2. The Grip/Nib assembly is screwed in the front instead of the standard rollerball grip.

Writing is different.


----------



## rlharding (Mar 26, 2008)

What Buzz said.  Assemble one pen and while others may have different parts/more parts, it's all the same.


----------



## DCBluesman (Mar 26, 2008)

*Sorry, but there IS a difference.*  You have to test fit each part when making a fountain pen.  There are no alignment issues with a roller ball pen as it writes the same all the way around the nib.  *A fountain pen needs to align with the direction of the flat of the nib, otherwise it can be uncomfortable to hold and use.*  Each couple needs to be fit with the nib assembly in place.


----------



## rlharding (Mar 27, 2008)

> _Originally posted by DCBluesman_
> 
> *Sorry, but there IS a difference.*  You have to test fit each part when making a fountain pen.  There are no alignment issues with a roller ball pen as it writes the same all the way around the nib.  *A fountain pen needs to align with the direction of the flat of the nib, otherwise it can be uncomfortable to hold and use.*  Each couple needs to be fit with the nib assembly in place.



What do you mean Lou?


----------



## ashaw (Mar 27, 2008)

> _Originally posted by rlharding_
> 
> 
> 
> ...



Plus you need to make sure the nib writes smoothly.  If not you may have to smooth the nib out yourself. Then you also need to be able to talk the FP talk.  Lou you what I mean.

Alan


----------



## DCBluesman (Mar 27, 2008)

> _Originally posted by rlharding_
> What do you mean Lou?



Most Berea couplers are four-start and most CS USA couplers are three start.  Orientation of the nib and clip such that the clip is in a comfortable position for writing is critical to the comfort of using the pen.  In the example below you will see that the clip is on the same plane as the face of the nib.  This insures that the clip will not ride against the thumb or index finger of either a left-handed or write-handed writer.

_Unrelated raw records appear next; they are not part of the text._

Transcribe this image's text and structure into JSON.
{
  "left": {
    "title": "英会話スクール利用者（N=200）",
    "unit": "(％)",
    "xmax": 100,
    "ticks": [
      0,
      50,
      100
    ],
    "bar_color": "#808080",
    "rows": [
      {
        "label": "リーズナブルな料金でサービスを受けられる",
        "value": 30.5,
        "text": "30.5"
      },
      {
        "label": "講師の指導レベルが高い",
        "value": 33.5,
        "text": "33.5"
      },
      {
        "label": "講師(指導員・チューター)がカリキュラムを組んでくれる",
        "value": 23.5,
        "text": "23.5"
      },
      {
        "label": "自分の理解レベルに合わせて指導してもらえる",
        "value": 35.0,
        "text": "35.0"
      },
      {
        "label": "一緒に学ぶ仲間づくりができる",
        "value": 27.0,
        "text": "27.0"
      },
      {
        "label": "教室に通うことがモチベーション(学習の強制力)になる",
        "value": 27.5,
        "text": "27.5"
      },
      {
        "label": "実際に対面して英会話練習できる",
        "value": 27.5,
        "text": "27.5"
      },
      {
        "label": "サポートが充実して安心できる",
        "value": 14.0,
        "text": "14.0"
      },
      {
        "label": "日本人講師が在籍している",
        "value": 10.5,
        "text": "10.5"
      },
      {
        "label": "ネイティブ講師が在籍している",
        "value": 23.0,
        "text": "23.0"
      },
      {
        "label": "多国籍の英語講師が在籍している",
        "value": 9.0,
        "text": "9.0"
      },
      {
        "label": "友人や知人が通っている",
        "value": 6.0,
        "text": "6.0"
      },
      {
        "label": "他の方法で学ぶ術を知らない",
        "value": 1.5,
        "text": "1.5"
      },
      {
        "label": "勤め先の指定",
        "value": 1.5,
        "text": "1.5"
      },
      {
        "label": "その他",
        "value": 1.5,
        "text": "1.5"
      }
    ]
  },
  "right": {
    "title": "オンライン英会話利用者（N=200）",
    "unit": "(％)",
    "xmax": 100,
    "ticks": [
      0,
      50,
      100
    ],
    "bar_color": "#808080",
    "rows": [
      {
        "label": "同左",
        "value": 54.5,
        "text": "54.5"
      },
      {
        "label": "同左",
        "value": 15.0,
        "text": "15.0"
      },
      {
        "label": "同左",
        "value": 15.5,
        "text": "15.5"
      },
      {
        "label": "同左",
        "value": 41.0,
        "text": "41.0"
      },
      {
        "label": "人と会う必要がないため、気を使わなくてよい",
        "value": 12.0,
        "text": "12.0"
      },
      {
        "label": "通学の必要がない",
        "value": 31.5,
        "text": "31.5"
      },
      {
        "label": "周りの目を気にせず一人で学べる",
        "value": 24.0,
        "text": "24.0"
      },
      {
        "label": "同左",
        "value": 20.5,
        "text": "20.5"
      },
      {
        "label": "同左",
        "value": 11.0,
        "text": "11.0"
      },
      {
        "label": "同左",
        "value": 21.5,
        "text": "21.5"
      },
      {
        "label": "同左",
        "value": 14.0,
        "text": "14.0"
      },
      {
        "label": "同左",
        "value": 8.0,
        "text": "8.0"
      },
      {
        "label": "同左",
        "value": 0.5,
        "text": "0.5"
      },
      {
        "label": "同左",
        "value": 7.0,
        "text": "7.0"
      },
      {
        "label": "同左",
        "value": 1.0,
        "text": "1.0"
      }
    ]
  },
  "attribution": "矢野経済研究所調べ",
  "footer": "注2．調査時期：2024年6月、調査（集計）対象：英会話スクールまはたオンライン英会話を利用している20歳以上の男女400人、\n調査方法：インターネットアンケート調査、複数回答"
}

On a Baron, for example, if you do not test fit the couplers, you may be off as much as 45-degrees from the desired writing position.  On a Jr. Statesman, you may be off as much as 60-degrees.  That much difference causes an imbalance which detracts from the writing pleasure.


----------



## jeffj13 (Mar 27, 2008)

[quote
On a Baron, for example, if you do not test fit the couplers, you may be off as much as 45-degrees from the desired writing position.  On a Jr. Statesman, you may be off as much as 60-degrees.  That much difference causes an imbalance which detracts from the writing pleasure.

[/quote]

Or you could make pens that don't post or friction post instead of a threaded post(which, imho,is unattractive anyway) such as the Gentlemen's, Churchill or El Grande.

Note:  Not dissing Lou here, he is absolutely correct.  Just pointing out that there is another option.

jeff


----------



## Rifleman1776 (Mar 27, 2008)

What Lou says is only for posting pens. Larger pens, like Gents, often are not posted.
As for the original question: Have the instructions provided by the supplier in front of you and the parts laid out. Read carefully, pick up each part and put next to the barrel where it should be inserted. If something confuses you (don't worry, you aren't alone on this) start over. Do take your time. After the first one, you will be an expert.


----------



## rlharding (Mar 27, 2008)

Thanks Lou. I do that anyway so thought you were talking about something else I didn't know about.


----------